散歩から探検へ~個人・住民・市民

副題を「政治を動かすもの」から「個人・住民・市民」へと変更、地域住民/世界市民として複眼的思考で政治的事象を捉える。

主権者教育とは何だろう?~教育と実物過程の乖離の間に

2016年02月24日 | 現代社会
有権者の年齢を20歳以上から18歳以上に引き下げる話に始まり、高校生のみならず、小中学生にまで、いわゆる主権者教育を実施しようとの気運があるようだ。川崎市においても教育委員会が腰を上げて取り組むこと、市議会においても「主権者教育」の議論をしていることを若手の重冨議員のブログで知ることができた。

それによれば、教育委員会は「若者が有権者として求められる力を身に付けるための教育」との考え方で「自分の意思が社会を創る」という冊子を作成し、小学校・中学校を含み全校で活用する。
そこで重冨議員は「この主権者教育ですが、そもそも何か?」と問いかける。

主権者教育とは、「主権者を教育する」との上から目線の言葉である。一体誰が?主語の無い言葉なのだ。では、主権者を主語にすれば…「主権者は教育される(を受ける)」となる。しかし、権利行使の主体であるから主権者と呼ばれる。従って、矛盾を孕む言葉なのだ。主権者を客体視するからだ。主権者各人の絶えざる自己啓発が主体となべきなのだが…教育することが既得権益になっている文科省系の関係者にとって、そうはいかないのだろう。

そこで、主権者教育とは、先々に主権者となる人たちを、その権利行使に向けて教え込むことに他ならなくなる。川崎市教育委員会が小中学生に対しても実施する所以であろう。ここで奇妙なのは、主権とは、政治における国民の権利一般ではなく、就中、選挙での投票権に集約されているかの様な気配があることだ。
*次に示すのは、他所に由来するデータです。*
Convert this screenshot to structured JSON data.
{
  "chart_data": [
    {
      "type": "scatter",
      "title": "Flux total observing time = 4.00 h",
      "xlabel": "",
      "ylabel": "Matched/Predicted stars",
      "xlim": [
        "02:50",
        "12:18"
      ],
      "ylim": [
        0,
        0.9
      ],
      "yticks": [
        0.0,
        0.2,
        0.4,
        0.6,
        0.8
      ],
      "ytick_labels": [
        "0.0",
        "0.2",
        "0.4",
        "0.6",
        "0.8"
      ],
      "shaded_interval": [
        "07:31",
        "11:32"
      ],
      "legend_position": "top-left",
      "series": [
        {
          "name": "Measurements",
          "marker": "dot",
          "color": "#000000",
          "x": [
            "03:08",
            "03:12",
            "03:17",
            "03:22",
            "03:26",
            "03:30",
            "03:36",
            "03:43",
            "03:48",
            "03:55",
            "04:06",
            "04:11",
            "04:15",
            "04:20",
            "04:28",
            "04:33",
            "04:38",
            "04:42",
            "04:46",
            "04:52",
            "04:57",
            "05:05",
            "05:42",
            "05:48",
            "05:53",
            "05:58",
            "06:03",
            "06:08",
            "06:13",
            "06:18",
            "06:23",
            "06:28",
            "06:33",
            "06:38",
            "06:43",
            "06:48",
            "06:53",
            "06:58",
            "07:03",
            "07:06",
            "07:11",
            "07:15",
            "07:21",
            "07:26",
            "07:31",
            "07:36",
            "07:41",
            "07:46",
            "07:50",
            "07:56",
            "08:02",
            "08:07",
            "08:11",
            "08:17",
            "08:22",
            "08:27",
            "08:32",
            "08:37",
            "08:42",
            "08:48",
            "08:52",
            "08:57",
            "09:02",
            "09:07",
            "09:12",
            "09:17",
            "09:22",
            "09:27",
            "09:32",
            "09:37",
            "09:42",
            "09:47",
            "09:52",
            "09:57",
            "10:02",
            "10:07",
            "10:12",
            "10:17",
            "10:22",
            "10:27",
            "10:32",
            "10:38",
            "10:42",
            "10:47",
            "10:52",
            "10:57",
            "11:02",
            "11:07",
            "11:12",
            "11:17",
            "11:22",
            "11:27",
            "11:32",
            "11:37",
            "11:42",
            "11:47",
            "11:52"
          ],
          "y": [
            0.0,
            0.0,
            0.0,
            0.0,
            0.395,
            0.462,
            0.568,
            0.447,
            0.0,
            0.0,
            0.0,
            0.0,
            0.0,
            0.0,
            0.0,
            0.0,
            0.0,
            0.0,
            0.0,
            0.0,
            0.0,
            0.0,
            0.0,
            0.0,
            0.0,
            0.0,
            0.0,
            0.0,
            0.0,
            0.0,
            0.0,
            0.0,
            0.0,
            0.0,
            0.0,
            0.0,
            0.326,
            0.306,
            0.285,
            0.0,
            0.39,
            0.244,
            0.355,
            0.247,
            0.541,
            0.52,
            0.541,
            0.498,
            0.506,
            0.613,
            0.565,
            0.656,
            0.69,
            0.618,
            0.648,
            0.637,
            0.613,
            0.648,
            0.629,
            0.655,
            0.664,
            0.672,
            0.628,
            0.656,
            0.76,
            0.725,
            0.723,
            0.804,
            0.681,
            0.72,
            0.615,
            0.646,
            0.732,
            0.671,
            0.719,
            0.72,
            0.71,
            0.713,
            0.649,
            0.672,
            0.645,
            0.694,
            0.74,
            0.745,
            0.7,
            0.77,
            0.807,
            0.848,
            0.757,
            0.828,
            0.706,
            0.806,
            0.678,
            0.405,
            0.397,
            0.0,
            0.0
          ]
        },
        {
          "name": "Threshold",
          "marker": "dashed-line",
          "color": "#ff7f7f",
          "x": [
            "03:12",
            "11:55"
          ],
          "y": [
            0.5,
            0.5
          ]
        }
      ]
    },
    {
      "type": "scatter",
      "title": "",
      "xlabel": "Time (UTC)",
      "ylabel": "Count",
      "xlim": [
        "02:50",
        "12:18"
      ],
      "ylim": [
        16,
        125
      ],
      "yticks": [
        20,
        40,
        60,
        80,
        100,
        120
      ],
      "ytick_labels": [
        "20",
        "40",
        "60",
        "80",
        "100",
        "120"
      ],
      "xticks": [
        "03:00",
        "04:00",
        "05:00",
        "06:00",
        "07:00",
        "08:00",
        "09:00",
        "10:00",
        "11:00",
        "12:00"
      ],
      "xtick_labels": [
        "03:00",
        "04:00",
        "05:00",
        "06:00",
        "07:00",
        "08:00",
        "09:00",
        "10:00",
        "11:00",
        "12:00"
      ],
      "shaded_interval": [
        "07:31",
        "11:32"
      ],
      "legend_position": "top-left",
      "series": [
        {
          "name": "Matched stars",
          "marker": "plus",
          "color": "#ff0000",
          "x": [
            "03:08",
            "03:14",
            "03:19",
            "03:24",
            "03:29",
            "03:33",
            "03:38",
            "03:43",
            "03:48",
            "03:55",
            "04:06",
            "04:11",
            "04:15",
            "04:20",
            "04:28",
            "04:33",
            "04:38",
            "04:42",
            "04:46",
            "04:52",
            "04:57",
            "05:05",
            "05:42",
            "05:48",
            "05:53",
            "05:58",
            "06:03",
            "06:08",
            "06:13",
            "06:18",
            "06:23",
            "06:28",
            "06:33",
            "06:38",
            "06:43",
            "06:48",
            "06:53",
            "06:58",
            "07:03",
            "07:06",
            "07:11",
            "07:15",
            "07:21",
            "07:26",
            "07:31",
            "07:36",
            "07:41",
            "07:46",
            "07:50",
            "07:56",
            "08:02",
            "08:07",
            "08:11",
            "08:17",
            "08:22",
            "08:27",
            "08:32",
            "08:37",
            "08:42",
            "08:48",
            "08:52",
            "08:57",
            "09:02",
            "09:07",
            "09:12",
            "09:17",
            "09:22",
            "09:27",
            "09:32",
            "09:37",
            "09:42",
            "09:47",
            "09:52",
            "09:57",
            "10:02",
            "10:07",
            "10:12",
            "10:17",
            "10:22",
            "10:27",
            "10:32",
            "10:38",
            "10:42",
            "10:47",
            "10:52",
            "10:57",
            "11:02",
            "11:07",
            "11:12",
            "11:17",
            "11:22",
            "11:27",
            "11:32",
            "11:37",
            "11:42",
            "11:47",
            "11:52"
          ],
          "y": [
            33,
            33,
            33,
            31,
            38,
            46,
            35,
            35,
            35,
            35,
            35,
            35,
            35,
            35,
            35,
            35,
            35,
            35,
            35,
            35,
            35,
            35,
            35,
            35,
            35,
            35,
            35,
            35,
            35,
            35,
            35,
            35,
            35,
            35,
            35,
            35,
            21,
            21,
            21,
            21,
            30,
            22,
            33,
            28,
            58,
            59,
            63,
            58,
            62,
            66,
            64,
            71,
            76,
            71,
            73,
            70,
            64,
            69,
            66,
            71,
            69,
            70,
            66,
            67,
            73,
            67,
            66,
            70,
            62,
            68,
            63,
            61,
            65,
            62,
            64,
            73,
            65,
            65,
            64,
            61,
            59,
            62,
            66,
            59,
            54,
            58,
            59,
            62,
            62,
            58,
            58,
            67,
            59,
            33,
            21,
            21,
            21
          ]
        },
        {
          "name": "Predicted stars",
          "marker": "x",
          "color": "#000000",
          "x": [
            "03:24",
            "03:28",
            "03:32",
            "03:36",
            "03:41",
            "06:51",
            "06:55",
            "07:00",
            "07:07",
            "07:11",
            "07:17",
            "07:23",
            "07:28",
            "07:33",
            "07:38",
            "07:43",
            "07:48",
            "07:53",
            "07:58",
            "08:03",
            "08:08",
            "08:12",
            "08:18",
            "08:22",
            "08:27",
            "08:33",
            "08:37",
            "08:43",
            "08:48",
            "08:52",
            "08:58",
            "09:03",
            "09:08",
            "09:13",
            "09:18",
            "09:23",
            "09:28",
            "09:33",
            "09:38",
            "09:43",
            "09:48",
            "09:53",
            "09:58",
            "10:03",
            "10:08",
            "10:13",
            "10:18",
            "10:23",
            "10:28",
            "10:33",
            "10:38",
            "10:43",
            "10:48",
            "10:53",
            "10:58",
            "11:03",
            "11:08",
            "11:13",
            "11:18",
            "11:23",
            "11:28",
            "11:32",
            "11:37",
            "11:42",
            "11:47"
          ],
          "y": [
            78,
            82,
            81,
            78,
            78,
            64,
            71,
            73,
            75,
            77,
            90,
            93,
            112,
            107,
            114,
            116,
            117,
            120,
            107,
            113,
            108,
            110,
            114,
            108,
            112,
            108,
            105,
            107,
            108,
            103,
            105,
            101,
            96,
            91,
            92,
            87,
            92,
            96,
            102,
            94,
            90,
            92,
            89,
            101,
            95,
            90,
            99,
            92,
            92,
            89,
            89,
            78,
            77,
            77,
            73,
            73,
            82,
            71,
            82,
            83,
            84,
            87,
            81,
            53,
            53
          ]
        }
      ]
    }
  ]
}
因みに「総務省HP」には以下の階層で主権者教育が現れる。
=トップ > 選挙・政治資金 > 選挙 > ニュース一覧<投票制度・選挙制度・啓発その他> > 主権者教育のための成人用参加型学習教材について
なるほど!総務省は選挙を司るのであるから、主権者=投票者になるのだ!

最近のNHKニュースで、学校において「模擬投票」を主権者教育として行っている例が報道された。先生達が立候補者となって、選挙公約(マニフェスト)を掲げ、それを生徒が評価して投票をしてみる。例に違わず、最後にインタビューがあって、糞真面目な言葉を投票者がコメントしていた。
これは公共放送を司るNHKにとって“絵”になる内容であるから仕立てあげたものに違いない。
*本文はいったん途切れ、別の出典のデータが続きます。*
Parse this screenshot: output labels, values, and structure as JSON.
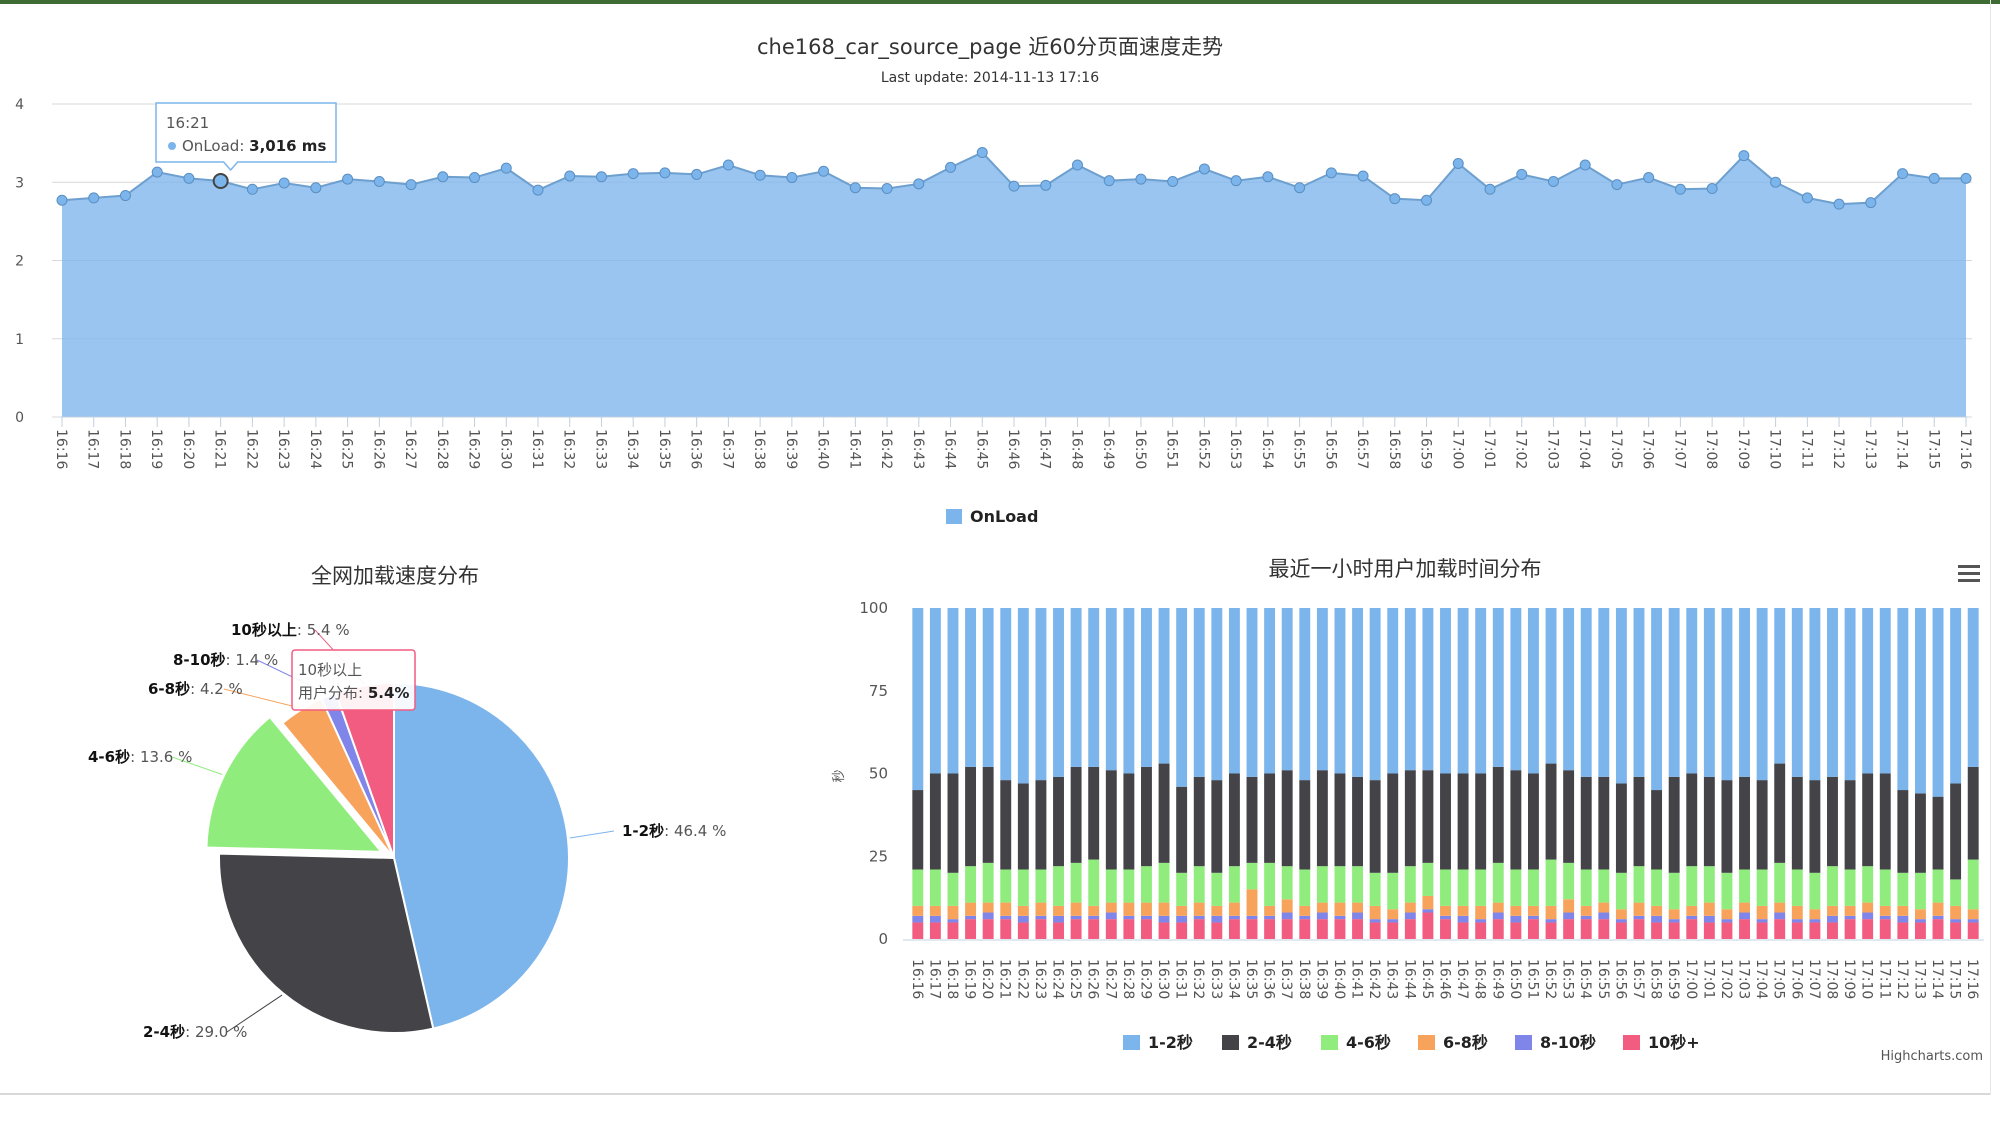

但し、ここに描かれた良き主権者の例は、候補者のいわゆる公約を政見放送、演説会、街頭演説、選挙公報などで、比較検討して投票する人である。この考え方には、日頃は政治について何も考えなくても、選挙の際に、選挙に向けた各候補者の選挙公約を理解して判断はでき、それで良いとの発想が含まれている。

筆者には“架空の政治”を想定しているとしか思えない。
“政治の実物過程”が「公約―投票」に集約するわけではない。それは人が人を動かす、金を動かす、情報が飛び交う、集団が形成される等の混沌とした過程であり、そのなかから実行に向かう政策が姿を表し、また、起こるはずのない事件が突発する過程でもある。

最近、民主党と維新の会の合体問題が進行し、今晩のニュースでも、民主党の党名変更で維新の会との合流が今週中に決まるとの報道だ。米国ではトランプ旋風が吹き、クリントン女史が妥結したTTP交渉を否定的に捉える発言をする。オリジナルな事件・発言等が次々に出てくる。それが現代における政治の実物過程なのだ。

私たち一般人は、勿論、すべての政治事象に関心を持てるわけではないが、マスメディアであっても、ネットメディアであっても情報ソースとは付き合っているから、知らずの内に情報がたたき込まれる。その蓄積が知らずのうちに、自らの政治的思考を方向づけ、ある面で、政治的選択をしているのだ。

従って、選挙の際に、白地のうえに立候補者の選挙公約を書き並べて比較することなど、到底できない相談なのだ。その前までに受けた情報の蓄積によって、自らの投票行動は、自ら自覚することなしに、決まっていることが多いのだ。

現在の政治的情報環境から自らを先ず、解き放つことから自らに対する主権者教育は始まる様に思える。それは情報を選択することを意味する。しかし、色々な情報に接しないと選択もできない。従って、小中学生の頃から旺盛な好奇心で情報に接することが必要になる。そこから選択の契機が掴めるはずだ。